In the first chapter, Juliani explores giving students choices in “what they are learning”. His personal experiences with 20% time mirror those that I shared in an earlier blog where teachers were implementing Genius Hour. One of his points, which really resonated with me, was that because students select areas of study that were not his (teacher) area of expertise, the teacher is forced to teach how to learn rather than teaching the answers.
Mihaly-Csikszentmihalyi suggests that intrinsic learning which would be encouraged through choice is likely to have the learner keep going in a lifelong learning mode. With concentration, clear goals, and feedback, there is the feeling that what you can do is more or less in balance with what needs to be done….. a flow experience. Without an extrinsic reward the experience itself is rewarding. (Mihaly Csikszentmihalyi: Motivating People to Learn | Edutopia) Increasing students’ opportunities with flow should be an instructional design goal.
George Couros writes connecting choice and flow when he describes the goal of moving classrooms from compliance and engagement to empowerment:
So if we want to get to this idea of “empowering” our students, we are not going to have to be the “sage on the stage” or the “guide at the side”, but “architects of meaningful learning opportunities”. Understanding our students, their interests, abilities, and strengths, will help us better design learning that gets them to, as Mihaly Csikszentmihalyi describes, a state of “flow“. (The Principal of Change- George Couros)
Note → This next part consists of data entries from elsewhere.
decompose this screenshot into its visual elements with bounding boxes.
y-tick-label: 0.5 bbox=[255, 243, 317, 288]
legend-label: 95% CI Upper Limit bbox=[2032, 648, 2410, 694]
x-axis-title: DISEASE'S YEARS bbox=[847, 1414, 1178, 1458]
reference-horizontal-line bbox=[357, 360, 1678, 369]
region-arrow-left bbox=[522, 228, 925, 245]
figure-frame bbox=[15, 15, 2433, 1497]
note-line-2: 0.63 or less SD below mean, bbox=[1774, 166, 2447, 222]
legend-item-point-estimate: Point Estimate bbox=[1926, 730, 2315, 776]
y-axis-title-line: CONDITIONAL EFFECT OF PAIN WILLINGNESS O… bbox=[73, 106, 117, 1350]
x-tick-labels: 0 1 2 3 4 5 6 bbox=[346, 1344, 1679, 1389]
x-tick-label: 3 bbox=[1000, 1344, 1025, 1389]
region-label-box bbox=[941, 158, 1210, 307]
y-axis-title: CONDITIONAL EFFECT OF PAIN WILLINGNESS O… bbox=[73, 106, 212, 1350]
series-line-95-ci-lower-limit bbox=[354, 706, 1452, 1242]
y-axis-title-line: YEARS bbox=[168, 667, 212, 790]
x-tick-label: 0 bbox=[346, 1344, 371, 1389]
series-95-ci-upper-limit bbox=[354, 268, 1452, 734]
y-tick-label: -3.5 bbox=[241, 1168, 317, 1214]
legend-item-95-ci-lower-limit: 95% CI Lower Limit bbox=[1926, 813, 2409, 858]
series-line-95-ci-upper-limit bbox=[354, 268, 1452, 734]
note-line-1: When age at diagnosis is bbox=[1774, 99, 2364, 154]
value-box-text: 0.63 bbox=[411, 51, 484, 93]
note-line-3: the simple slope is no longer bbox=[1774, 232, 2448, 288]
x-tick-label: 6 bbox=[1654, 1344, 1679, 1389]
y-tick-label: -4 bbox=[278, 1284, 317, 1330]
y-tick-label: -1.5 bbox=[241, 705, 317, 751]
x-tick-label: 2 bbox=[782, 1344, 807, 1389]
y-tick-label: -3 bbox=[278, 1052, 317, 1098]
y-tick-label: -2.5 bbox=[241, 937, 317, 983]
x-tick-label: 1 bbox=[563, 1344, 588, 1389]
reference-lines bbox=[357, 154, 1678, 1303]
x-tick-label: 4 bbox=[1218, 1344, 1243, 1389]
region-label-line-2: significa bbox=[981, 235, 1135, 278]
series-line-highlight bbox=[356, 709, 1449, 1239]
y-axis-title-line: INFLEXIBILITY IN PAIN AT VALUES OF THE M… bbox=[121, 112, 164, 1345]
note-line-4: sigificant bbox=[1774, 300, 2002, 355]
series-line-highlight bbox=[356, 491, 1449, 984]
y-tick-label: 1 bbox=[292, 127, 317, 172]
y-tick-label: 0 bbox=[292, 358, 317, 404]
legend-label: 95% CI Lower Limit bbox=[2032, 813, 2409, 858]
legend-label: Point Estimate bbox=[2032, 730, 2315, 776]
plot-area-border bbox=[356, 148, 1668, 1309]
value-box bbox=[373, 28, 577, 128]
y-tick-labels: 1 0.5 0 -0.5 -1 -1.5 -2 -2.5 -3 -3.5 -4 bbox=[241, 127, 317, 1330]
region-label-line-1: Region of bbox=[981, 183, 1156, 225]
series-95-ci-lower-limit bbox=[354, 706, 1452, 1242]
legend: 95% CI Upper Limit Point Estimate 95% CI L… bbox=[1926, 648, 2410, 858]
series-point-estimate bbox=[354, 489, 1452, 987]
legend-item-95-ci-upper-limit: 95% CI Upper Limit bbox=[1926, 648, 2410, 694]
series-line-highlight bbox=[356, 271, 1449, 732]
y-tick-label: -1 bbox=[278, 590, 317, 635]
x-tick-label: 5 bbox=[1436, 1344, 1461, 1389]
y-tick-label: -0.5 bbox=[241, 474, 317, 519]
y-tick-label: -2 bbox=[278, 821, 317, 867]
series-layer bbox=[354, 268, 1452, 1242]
Additional chapters in Learning By Choice explore choice:
in how we learn
in communication (and relationships)
in pace and order
in story and presentation
and what to do when students struggle with choice
When exploring engagement Juliani raises three questions which I would encourage instructional coaches and principals to consider:
What type of attitude does the student have towards the learning activity? What is the evidence?
What level of attention does the student have towards the learning activity? What is the evidence?
What level of commitment does the student have towards the learning activity? What is the evidence?
These are also great questions for PLC reflection among teachers who are teaching the same course content. It would be great to add observations in each other’s classrooms and input from students during a unit of study. The goal would be seeking ways to add choice to positively impact attitude, attention, and commitment thus increasing learning outcomes.
I believe these conversations should have increasing importance as educators focus more on learning than on teaching. As architects of “meaningful learning opportunities” we need to be assessing students engaged in the learning in order to judge our success. By building increased choice into our schools and classrooms we can encourage students to increase their role in the architecture of learning designs.